QUIENES ESTÁN CONECTADOS EN la red social Twitter no escriben ni hablan ni se comunican: trinan.
Como el pajarito símbolo de la red social. Sí, son un trino, un grito o un simple enunciado. Yo sigo o me siguen, y digo lo que se me da la gana en 140 caracteres, el telegrama de los antiguos. Para políticos como Álvaro Uribe, que no resisten el silencio, ni la prudencia, ni el reposo, ni el autocontrol, el Twitter es la mejor tribuna para soltar editoriales permanentemente. Golpear y atacar, con un único límite: la extensión.

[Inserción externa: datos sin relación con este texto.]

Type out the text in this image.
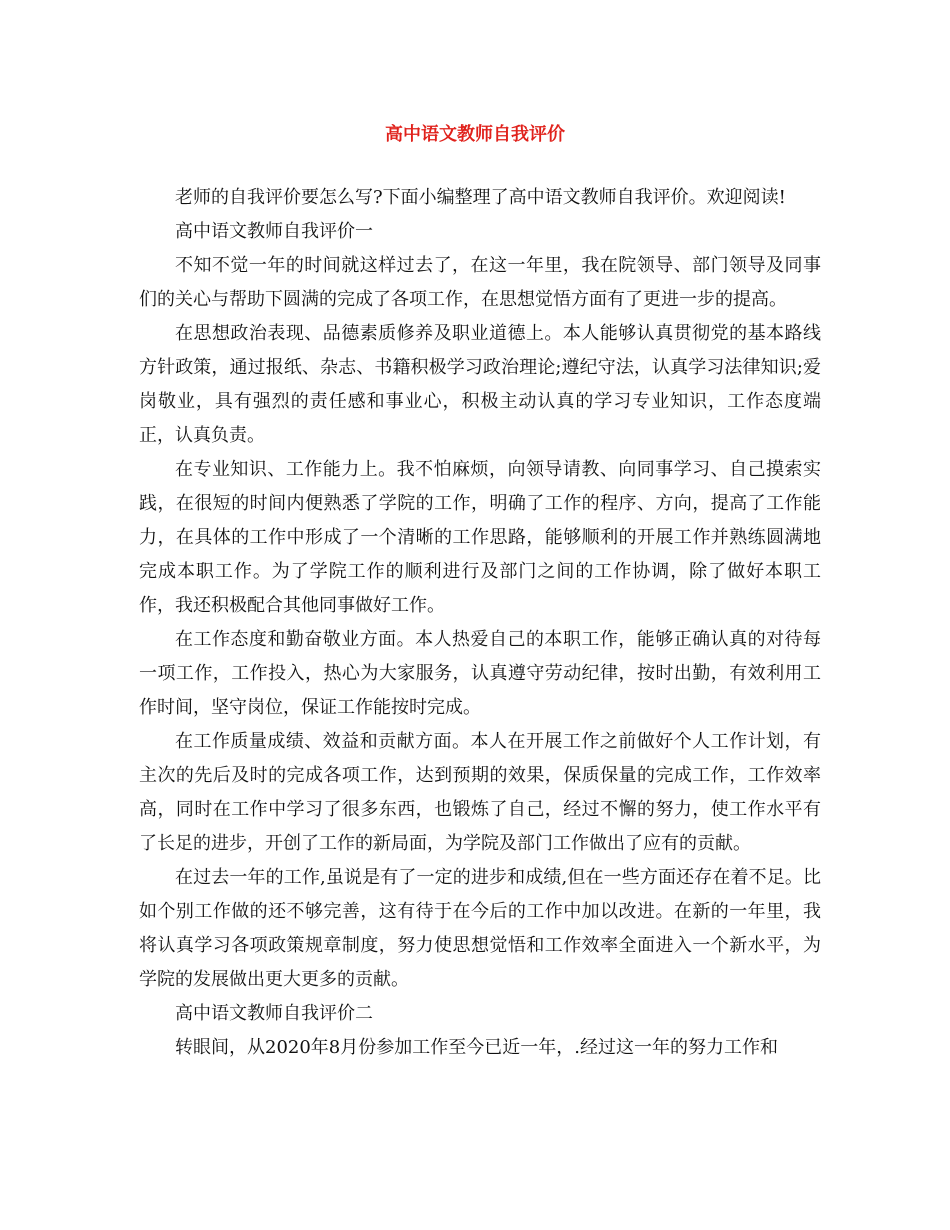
高中语文教师自我评价

老师的自我评价要怎么写?下面小编整理了高中语文教师自我评价。欢迎阅读!

高中语文教师自我评价一

不知不觉一年的时间就这样过去了，在这一年里，我在院领导、部门领导及同事们的关心与帮助下圆满的完成了各项工作，在思想觉悟方面有了更进一步的提高。

在思想政治表现、品德素质修养及职业道德上。本人能够认真贯彻党的基本路线方针政策，通过报纸、杂志、书籍积极学习政治理论;遵纪守法，认真学习法律知识;爱岗敬业，具有强烈的责任感和事业心，积极主动认真的学习专业知识，工作态度端正，认真负责。

在专业知识、工作能力上。我不怕麻烦，向领导请教、向同事学习、自己摸索实践，在很短的时间内便熟悉了学院的工作，明确了工作的程序、方向，提高了工作能力，在具体的工作中形成了一个清晰的工作思路，能够顺利的开展工作并熟练圆满地完成本职工作。为了学院工作的顺利进行及部门之间的工作协调，除了做好本职工作，我还积极配合其他同事做好工作。

在工作态度和勤奋敬业方面。本人热爱自己的本职工作，能够正确认真的对待每一项工作，工作投入，热心为大家服务，认真遵守劳动纪律，按时出勤，有效利用工作时间，坚守岗位，保证工作能按时完成。

在工作质量成绩、效益和贡献方面。本人在开展工作之前做好个人工作计划，有主次的先后及时的完成各项工作，达到预期的效果，保质保量的完成工作，工作效率高，同时在工作中学习了很多东西，也锻炼了自己，经过不懈的努力，使工作水平有了长足的进步，开创了工作的新局面，为学院及部门工作做出了应有的贡献。

在过去一年的工作,虽说是有了一定的进步和成绩,但在一些方面还存在着不足。比如个别工作做的还不够完善，这有待于在今后的工作中加以改进。在新的一年里，我将认真学习各项政策规章制度，努力使思想觉悟和工作效率全面进入一个新水平，为学院的发展做出更大更多的贡献。

高中语文教师自我评价二

转眼间，从2020年8月份参加工作至今已近一年，.经过这一年的努力工作和
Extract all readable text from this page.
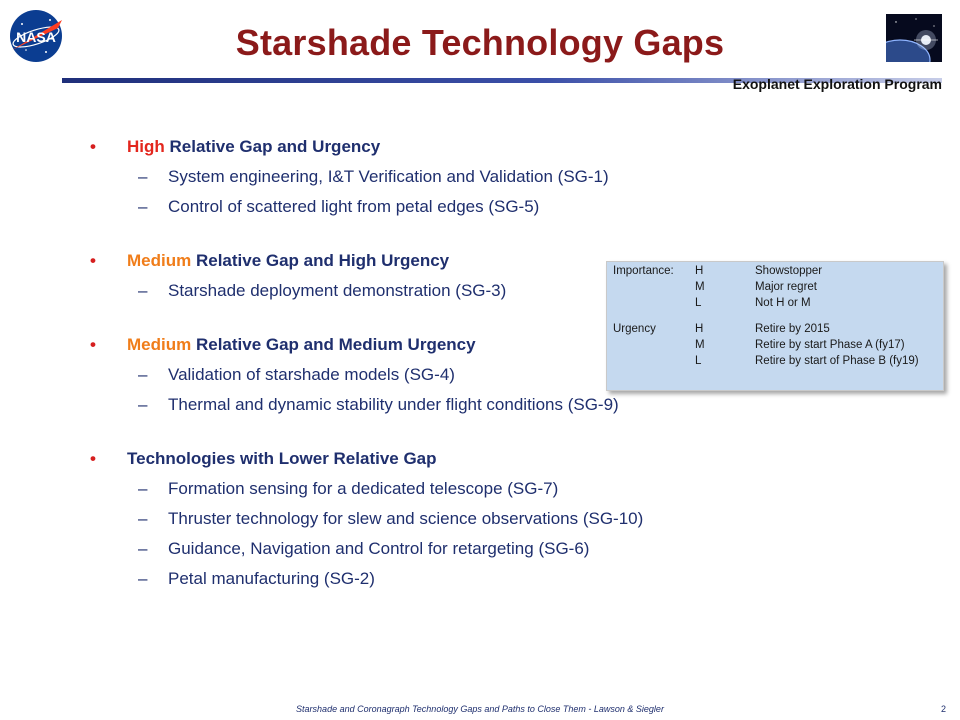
NASA	Starshade Technology Gaps
Exoplanet Exploration Program
• High Relative Gap and Urgency
– System engineering, I&T Verification and Validation (SG-1)
– Control of scattered light from petal edges (SG-5)
• Medium Relative Gap and High Urgency
– Starshade deployment demonstration (SG-3)
• Medium Relative Gap and Medium Urgency
– Validation of starshade models (SG-4)
– Thermal and dynamic stability under flight conditions (SG-9)
• Technologies with Lower Relative Gap
– Formation sensing for a dedicated telescope (SG-7)
– Thruster technology for slew and science observations (SG-10)
– Guidance, Navigation and Control for retargeting (SG-6)
– Petal manufacturing (SG-2)
Importance:	H	Showstopper
	M	Major regret
	L	Not H or M

Urgency	H	Retire by 2015
	M	Retire by start Phase A (fy17)
	L	Retire by start of Phase B (fy19)
Starshade and Coronagraph Technology Gaps and Paths to Close Them - Lawson & Siegler	2
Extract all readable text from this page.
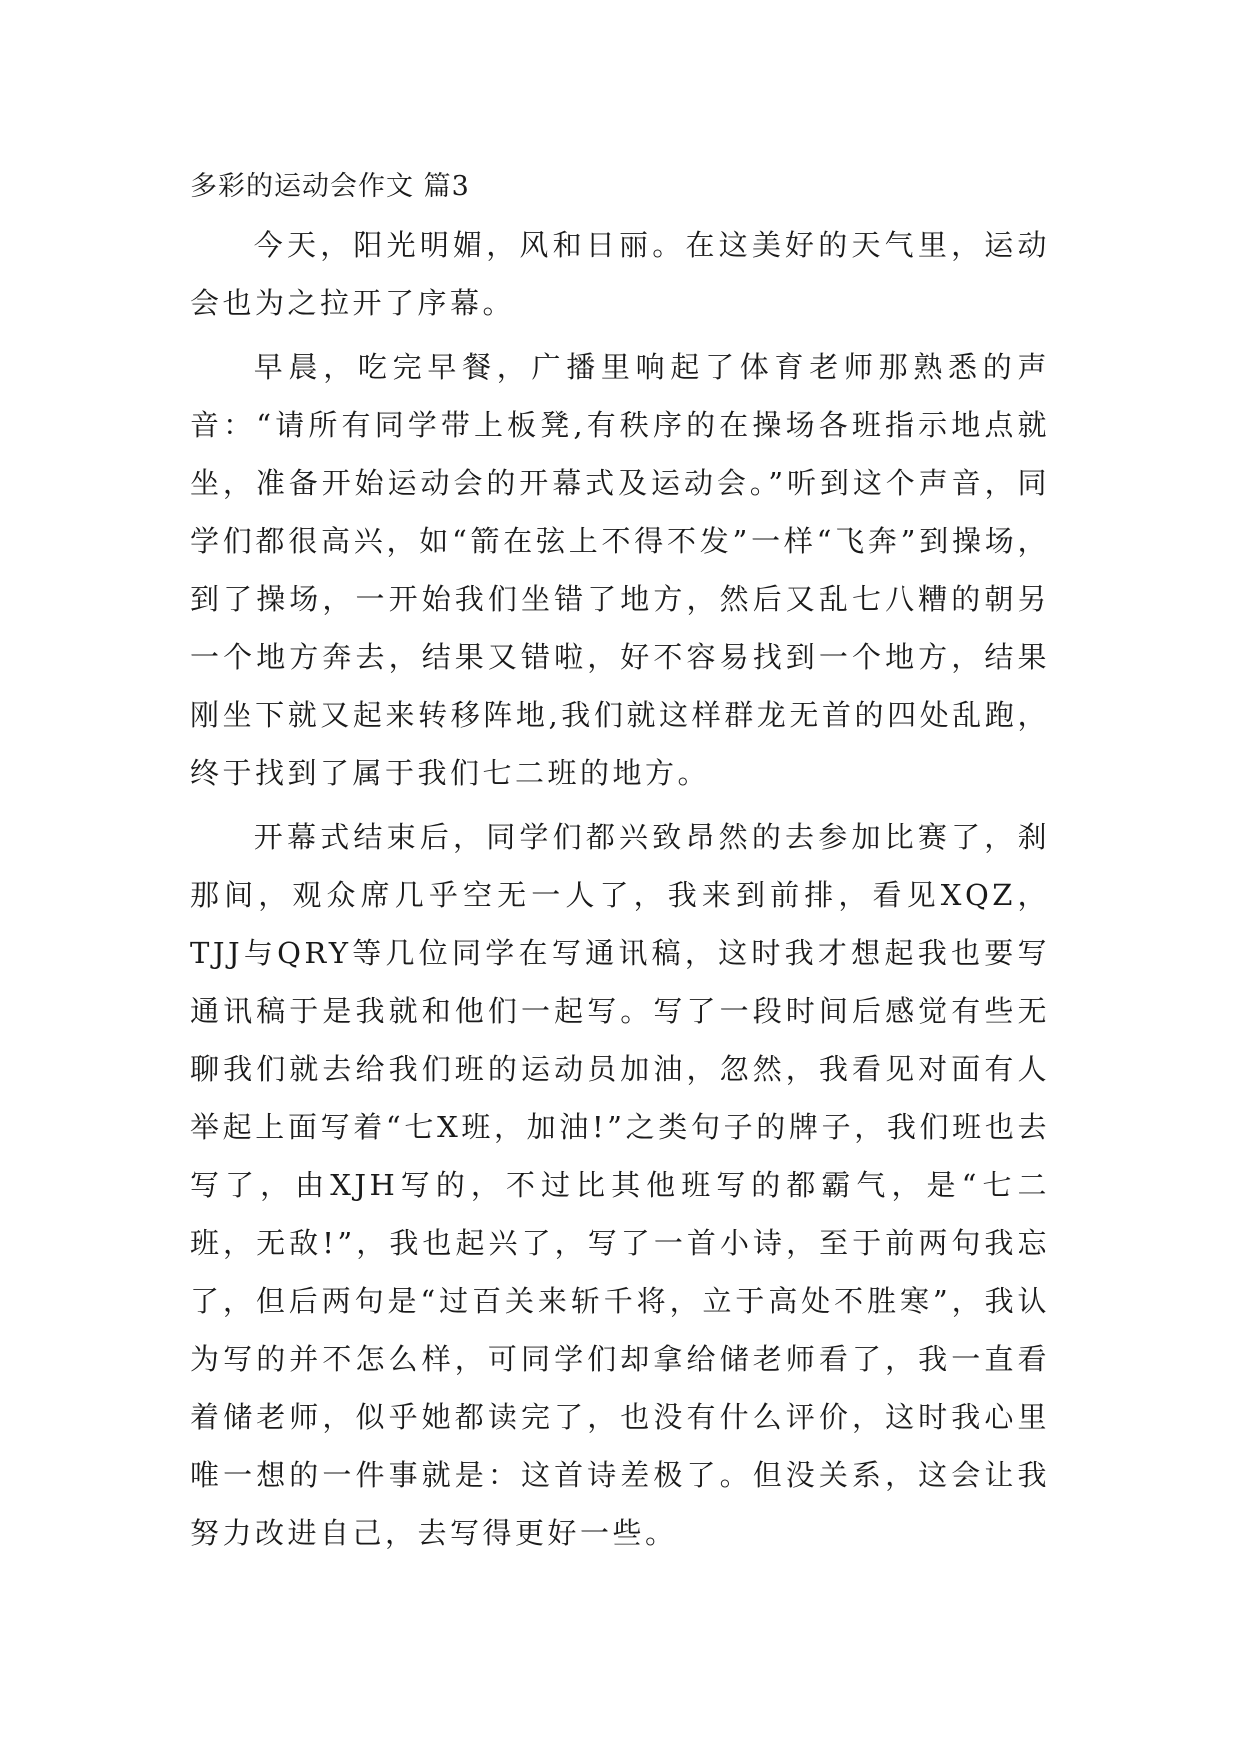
多彩的运动会作文 篇3

今天，阳光明媚，风和日丽。在这美好的天气里，运动会也为之拉开了序幕。

早晨，吃完早餐，广播里响起了体育老师那熟悉的声音：“请所有同学带上板凳,有秩序的在操场各班指示地点就坐，准备开始运动会的开幕式及运动会。”听到这个声音，同学们都很高兴，如“箭在弦上不得不发”一样“飞奔”到操场，到了操场，一开始我们坐错了地方，然后又乱七八糟的朝另一个地方奔去，结果又错啦，好不容易找到一个地方，结果刚坐下就又起来转移阵地,我们就这样群龙无首的四处乱跑，终于找到了属于我们七二班的地方。

开幕式结束后，同学们都兴致昂然的去参加比赛了，刹那间，观众席几乎空无一人了，我来到前排，看见XQZ，TJJ与QRY等几位同学在写通讯稿，这时我才想起我也要写通讯稿于是我就和他们一起写。写了一段时间后感觉有些无聊我们就去给我们班的运动员加油，忽然，我看见对面有人举起上面写着“七X班，加油!”之类句子的牌子，我们班也去写了，由XJH写的，不过比其他班写的都霸气，是“七二班，无敌!”，我也起兴了，写了一首小诗，至于前两句我忘了，但后两句是“过百关来斩千将，立于高处不胜寒”，我认为写的并不怎么样，可同学们却拿给储老师看了，我一直看着储老师，似乎她都读完了，也没有什么评价，这时我心里唯一想的一件事就是：这首诗差极了。但没关系，这会让我努力改进自己，去写得更好一些。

Pero el Twitter es sobre todo el escenario perfecto para los narcisos. Aquellas personas que viven con el espejo de la vanidad al frente y consideran que todo lo que dicen, piensan o hacen le interesa a todo el mundo. Es casi un divertimiento ver colgados en la web, a la manera de twitters, el nuevo escenario público de los pequeños egos que lo cuentan todo: que se les acabó el milo, que están en la ducha, que amanecieron deprimidos o con frío, sus odios y sus pasiones en 20 palabras, todos hablando en clave y convencidos de que cada idea, opinión o sentimiento es relevante y amerita volverse público como si estuvieran en un reality permanente. Es la manera más acabada de banalización de todo, tan típica en estos tiempos de posmodernidad. Son frases en una sola vía, para que las reciba el que quiera, las retome, reenvíe o conteste en una especie de algarabía virtual en que la mayoría de la gente no se conoce.
La política que primero aprovechó el Twitter para informar fue Piedad Córdoba. Transmitía en vivo y en directo el proceso de liberación de los secuestrados, mecanismo que resultó útil para que hubiera seguimiento ciudadano en una operación de alto riesgo y con un gobierno que aceptaba a regañadientes su intermediación. Pero quien se ha convertido en un verdadero twittero incontinente es Álvaro Uribe Vélez, quien reacciona a las noticias, sobre todo las que golpean a su equipo inmediato de colaboradores, como si tuviera un micrófono abierto permanente. Enorme ha sido su dificultad para hacerse a un lado y entender que el tiempo le pasó y que ya no sólo no es el centro de la vida del país, sino que su gobierno está sometido como ninguno a todo tipo de cuestionamientos. Uribe es un verdadero viudo del poder que, mientras logra situarse, lo tendremos cotidianamente con sus diatribas en Twitter. Curioso rol el que tendremos que soportar de este conspicuo ex presidente que no sabe estar callado y que como los narcisos del Twiter ven en su ombligo el centro del universo o al menos del país.
Addendum. La historia del triunfo de David contra Golliat, léase Alfredo Molano contra el clan de los Araújo de Valledupar, que recuenta la periodista María Teresa Herrán en su libro ¿Acallar la opinión?, es un testimonio de la lucha silenciosa que tantos periodistas han tenido que dar por defender la libertad de prensa. Este episodio se convirtió en un hito, un triunfo en los estrados judiciales que a buena hora María Teresa Herrán no permitió que cayera en el olvido.